Non-executive juggling act

However, juggling a portfolio of non-executive directorships can be a challenge, as she discovered. If something unexpected happens in one company, it may require more of a commitment. Soon after joining the board of Alliance Trust, the company decided to undertake a strategic review.

“We did an enormous amount of work,” Dobie reveals. “Looking at what would be in the shareholders’ interests, as well as different investment approaches. We looked at star fund managers, single fund managers, multi-asset strategies, among other options before we settled on concentrated portfolios, run by nine fund managers to provide both the concentration and the diversification. And that strategic review was more like an executive job than a non-exec. And I learnt that you’ve got to have time to commit in situations like that.

“That’s why I kept my commitments, my portfolio, to three or four companies.  I also decided to make them all investment trusts, so I only have one lot of industry reading to do.”

She says that boards are beginning to open up to those without experience in investment trusts. Dobie explains: “When you’re hiring, for example, a new Chair, you will go for someone who knows about investment trusts. But if you already have on your board several people who know about the sector and investments and investment trusts, then the next hire might be someone who brings experience from another sphere – and that might be a man or a woman.”

Although Dobie has spent most of her career in male-dominated environments, she’s not felt that her gender has been a barrier. In fact, being a woman worked in her favour when getting the job at Alliance Trust.

“They needed a woman on board, they didn’t have any,” she says. “I had the marketing skills they happened to be looking for to complement the other skills already on the board.”

City Woman Network

Being a member of the City Woman Network – she was president between 2008 and 2010 – opened her eyes to the opportunities within her grasp. Members felt inspired and encouraged to apply for non-executive and senior executive roles.

During her presidency, Dobie was a witness at the Treasury select committee on women in the City in 2010 and argued that the small pool of women at the top was a problem of demand, rather than supply. That boards were not doing enough to recruit women. 
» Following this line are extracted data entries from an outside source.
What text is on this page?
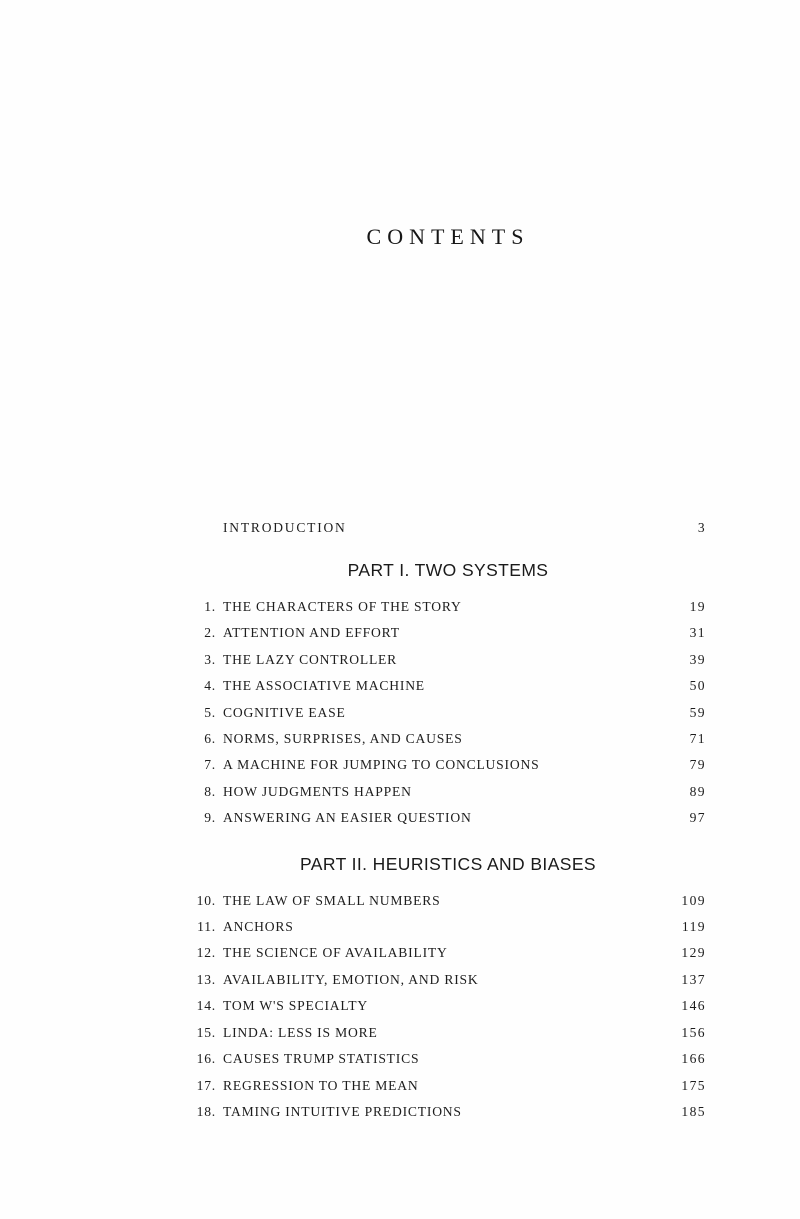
CONTENTS
INTRODUCTION	3
PART I. TWO SYSTEMS
1. THE CHARACTERS OF THE STORY	19
2. ATTENTION AND EFFORT	31
3. THE LAZY CONTROLLER	39
4. THE ASSOCIATIVE MACHINE	50
5. COGNITIVE EASE	59
6. NORMS, SURPRISES, AND CAUSES	71
7. A MACHINE FOR JUMPING TO CONCLUSIONS	79
8. HOW JUDGMENTS HAPPEN	89
9. ANSWERING AN EASIER QUESTION	97
PART II. HEURISTICS AND BIASES
10. THE LAW OF SMALL NUMBERS	109
11. ANCHORS	119
12. THE SCIENCE OF AVAILABILITY	129
13. AVAILABILITY, EMOTION, AND RISK	137
14. TOM W'S SPECIALTY	146
15. LINDA: LESS IS MORE	156
16. CAUSES TRUMP STATISTICS	166
17. REGRESSION TO THE MEAN	175
18. TAMING INTUITIVE PREDICTIONS	185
“I pointed to the fact that there were a lot of women on management committees of FTSE 100 companies who were, therefore, qualified to be considered for the boards of FTSE 250 companies,” she recalls. “If they were on management committees of FTSE 100, they were more than suitable candidates potentially for the 250. And yet not enough of them were being picked. 

“I was astonished when other women who gave evidence to the Treasury select committee did not agree with me. They thought it was a problem of supply – which took me back a bit.

“That has now changed. At the time, less than 12% of the FTSE 100 directors were women, and now it’s nearly 32%. Things have gone a long way I’m glad to say.” 

Why the perception of not enough women?

“There were many reasons people believed there were not enough women, both cultural and business; many of which have been well-considered,” Dobie responds. “I think one of the issues for board recruitment used to be the problem of recruiting ‘someone like me’. So, if white men already dominate the board, then if you’re going to recruit more white men. I think that is changing. These things, because they’re cultural, have taken a very long time and progress is sometimes painfully slow, but we see the change reflected in the figures – up from 12% to almost 32% now.”

To keep up the momentum, sponsorship, mentoring, and networking will have a huge role to play in improving gender diversity, she argues.

However, boards need more than gender diversity. Dobie concludes: “A good board needs diverse experience, different perceptions, to ensure that every discussion, every decision looks at the question from different angles. And that doesn’t just come from gender diversity; it’s about background, experience and motivation. That’s the important ingredient.”